Excavations, artifact analysis,
historical research, and digital archaeology to reconstruct 18th-century life
on the Pennsylvania frontier.
Hanna’s Town was the first English
county seat west of the Allegheny Mountains and the source of the Hanna’s Town
Resolves—a precursor to the Declaration of Independence and the first such
document in the American colonies. Hanna’s Town was founded circa 1769 by
Robert Hanna and prospered for a generation as a regional economic and
political center. In the late 1770s, the town contained approximately 30 homes
and vied with Pittsburgh for regional importance. Hanna’s Town was destroyed in
1782 by a contingent of British and Native American soldiers. The town never
recovered, and by the early 19th century the site had become a farm field.
Archaeology at the site began in 1969 when the town location was acquired by
Westmoreland County. The site offers a unique view of Western Pennsylvania at
an important time in American history.
IUP has been working at the site
since 2011 in partnership with the Westmoreland County Historical Society. The Anthropology Department has held two archaeological
field schools at Hanna’s Town, and there are currently several MA theses being
conducted using artifacts from the town. Four decades of previous excavations
have generated a rich data source of nearly one million artifacts and several
shelves of records. Dr.
Ben Ford is working with students to digitize these records so that they
can be studied and made accessible to other researchers.

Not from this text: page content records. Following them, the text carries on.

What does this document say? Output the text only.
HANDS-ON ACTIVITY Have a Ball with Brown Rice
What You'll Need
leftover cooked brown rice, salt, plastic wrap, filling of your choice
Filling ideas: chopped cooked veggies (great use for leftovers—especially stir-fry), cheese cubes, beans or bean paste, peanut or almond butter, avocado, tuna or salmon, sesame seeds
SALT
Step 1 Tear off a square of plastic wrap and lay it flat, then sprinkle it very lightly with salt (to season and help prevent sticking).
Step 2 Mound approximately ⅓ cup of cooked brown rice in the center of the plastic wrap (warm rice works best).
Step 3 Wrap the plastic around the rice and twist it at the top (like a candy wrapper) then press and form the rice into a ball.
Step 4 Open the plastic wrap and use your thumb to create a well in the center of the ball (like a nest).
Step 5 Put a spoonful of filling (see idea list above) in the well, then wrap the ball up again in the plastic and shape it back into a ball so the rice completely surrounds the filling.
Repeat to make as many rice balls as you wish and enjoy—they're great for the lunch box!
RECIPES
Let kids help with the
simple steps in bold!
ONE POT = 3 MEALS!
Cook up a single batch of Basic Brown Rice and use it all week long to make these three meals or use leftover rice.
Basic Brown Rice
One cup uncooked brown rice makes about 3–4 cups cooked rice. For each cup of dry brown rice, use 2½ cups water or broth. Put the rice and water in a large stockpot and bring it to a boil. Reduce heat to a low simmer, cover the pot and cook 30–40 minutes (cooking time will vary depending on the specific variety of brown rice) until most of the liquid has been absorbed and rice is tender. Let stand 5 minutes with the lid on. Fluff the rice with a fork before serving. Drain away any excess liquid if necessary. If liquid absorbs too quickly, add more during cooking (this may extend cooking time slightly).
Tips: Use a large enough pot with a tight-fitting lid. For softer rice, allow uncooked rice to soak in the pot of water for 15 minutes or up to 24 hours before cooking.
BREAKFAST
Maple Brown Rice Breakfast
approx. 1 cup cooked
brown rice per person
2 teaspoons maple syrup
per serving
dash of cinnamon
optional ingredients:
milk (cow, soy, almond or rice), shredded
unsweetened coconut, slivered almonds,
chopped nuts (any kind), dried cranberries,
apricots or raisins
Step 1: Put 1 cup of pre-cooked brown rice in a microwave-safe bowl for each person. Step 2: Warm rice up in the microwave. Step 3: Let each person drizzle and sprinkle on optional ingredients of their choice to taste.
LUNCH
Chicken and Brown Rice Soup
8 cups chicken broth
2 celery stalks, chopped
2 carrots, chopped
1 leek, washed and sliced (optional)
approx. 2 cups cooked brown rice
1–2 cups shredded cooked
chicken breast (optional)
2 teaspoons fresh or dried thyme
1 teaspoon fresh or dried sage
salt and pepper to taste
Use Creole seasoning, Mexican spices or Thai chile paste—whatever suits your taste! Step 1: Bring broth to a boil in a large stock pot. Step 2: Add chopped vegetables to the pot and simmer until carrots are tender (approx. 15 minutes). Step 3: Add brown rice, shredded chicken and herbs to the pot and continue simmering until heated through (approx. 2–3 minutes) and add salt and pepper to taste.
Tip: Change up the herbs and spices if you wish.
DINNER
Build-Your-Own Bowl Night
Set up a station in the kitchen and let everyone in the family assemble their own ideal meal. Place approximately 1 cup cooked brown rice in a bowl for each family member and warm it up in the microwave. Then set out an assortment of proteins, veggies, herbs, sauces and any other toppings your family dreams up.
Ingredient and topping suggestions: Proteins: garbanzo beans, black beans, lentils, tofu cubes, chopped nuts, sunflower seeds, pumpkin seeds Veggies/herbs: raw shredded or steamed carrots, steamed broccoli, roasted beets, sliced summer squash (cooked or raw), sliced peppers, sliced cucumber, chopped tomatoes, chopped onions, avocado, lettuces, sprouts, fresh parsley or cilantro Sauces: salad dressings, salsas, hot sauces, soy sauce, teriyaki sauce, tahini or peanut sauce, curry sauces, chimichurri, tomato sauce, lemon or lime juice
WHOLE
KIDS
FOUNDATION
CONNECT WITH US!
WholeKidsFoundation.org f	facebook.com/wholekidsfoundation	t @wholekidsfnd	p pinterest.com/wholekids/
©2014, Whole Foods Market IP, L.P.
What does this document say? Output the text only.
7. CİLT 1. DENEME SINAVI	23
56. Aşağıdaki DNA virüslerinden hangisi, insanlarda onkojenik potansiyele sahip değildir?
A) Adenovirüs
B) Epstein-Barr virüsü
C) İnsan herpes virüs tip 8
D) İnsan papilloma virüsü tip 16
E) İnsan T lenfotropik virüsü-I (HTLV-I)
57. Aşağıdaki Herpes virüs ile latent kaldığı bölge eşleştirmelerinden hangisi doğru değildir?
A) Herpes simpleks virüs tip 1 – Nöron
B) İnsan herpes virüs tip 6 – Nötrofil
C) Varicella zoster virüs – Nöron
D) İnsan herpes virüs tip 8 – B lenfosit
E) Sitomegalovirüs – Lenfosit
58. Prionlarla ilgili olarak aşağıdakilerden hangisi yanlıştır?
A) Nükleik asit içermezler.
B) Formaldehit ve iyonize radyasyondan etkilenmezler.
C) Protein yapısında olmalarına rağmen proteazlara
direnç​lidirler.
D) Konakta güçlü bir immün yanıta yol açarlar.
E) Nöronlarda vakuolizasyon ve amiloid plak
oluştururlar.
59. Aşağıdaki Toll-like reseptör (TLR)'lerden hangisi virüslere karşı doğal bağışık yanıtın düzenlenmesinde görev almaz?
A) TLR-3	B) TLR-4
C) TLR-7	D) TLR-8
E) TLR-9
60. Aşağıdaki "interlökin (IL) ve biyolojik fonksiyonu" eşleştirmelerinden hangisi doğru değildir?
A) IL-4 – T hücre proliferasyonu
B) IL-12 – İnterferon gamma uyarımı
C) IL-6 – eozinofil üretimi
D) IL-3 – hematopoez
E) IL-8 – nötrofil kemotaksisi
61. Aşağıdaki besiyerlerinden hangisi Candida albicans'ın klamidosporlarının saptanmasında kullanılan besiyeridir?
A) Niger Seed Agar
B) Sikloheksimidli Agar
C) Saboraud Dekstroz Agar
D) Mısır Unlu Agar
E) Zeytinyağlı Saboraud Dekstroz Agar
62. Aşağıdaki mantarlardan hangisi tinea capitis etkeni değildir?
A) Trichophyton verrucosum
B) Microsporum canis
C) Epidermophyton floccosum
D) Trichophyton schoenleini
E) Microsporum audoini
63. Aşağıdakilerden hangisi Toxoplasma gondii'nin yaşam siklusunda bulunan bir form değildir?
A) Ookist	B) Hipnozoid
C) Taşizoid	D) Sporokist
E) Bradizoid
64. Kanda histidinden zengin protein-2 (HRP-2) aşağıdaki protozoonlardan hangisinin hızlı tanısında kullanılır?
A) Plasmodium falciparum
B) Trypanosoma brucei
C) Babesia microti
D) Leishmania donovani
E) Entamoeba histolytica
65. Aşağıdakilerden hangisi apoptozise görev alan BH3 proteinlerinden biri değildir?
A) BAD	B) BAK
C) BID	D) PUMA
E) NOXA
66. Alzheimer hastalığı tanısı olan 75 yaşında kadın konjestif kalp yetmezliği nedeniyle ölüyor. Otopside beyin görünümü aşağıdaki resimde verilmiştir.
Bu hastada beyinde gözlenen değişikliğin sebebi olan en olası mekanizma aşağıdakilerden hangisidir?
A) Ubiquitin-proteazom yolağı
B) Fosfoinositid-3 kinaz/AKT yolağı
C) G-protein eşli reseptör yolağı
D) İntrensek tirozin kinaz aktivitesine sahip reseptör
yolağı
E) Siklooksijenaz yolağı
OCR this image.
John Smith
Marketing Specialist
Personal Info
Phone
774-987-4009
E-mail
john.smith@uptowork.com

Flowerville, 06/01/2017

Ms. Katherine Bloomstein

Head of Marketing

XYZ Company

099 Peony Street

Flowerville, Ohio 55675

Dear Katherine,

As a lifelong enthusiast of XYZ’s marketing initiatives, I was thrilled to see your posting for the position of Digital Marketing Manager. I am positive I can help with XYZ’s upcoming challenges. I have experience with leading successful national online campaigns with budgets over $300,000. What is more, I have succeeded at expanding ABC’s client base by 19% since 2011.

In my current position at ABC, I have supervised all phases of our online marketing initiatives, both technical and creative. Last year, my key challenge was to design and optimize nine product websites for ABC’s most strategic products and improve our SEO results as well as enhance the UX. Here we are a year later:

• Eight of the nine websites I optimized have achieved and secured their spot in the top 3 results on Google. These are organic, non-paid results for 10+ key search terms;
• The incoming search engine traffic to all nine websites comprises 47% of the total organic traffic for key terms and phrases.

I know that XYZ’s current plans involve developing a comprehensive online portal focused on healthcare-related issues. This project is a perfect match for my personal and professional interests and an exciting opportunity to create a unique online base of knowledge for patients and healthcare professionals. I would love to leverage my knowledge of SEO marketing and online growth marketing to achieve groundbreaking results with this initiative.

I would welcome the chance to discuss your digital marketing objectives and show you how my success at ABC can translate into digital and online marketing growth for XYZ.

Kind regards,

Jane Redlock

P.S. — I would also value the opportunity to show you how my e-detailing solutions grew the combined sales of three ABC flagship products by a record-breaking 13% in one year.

The collection has the potential to
shed light on the lives of frontier inhabitants of various classes,
ethnicities, ages, and genders. Hanna’s Town is an important historical and
archaeological site that is poorly understood. The goal of the Hanna’s Town
project is to synthesis the enormous dataset to better understand life in
colonial Pennsylvania, and to use this information to better interpret the site
to the public.
Images, from top to bottom: 2013 archaeological field school at Historic Hanna's Town, note the reconstructed fort to the right; Artist's reconstruction of Hanna's Town circa 1775; Student excavators interpreting the archaeology to site visitors.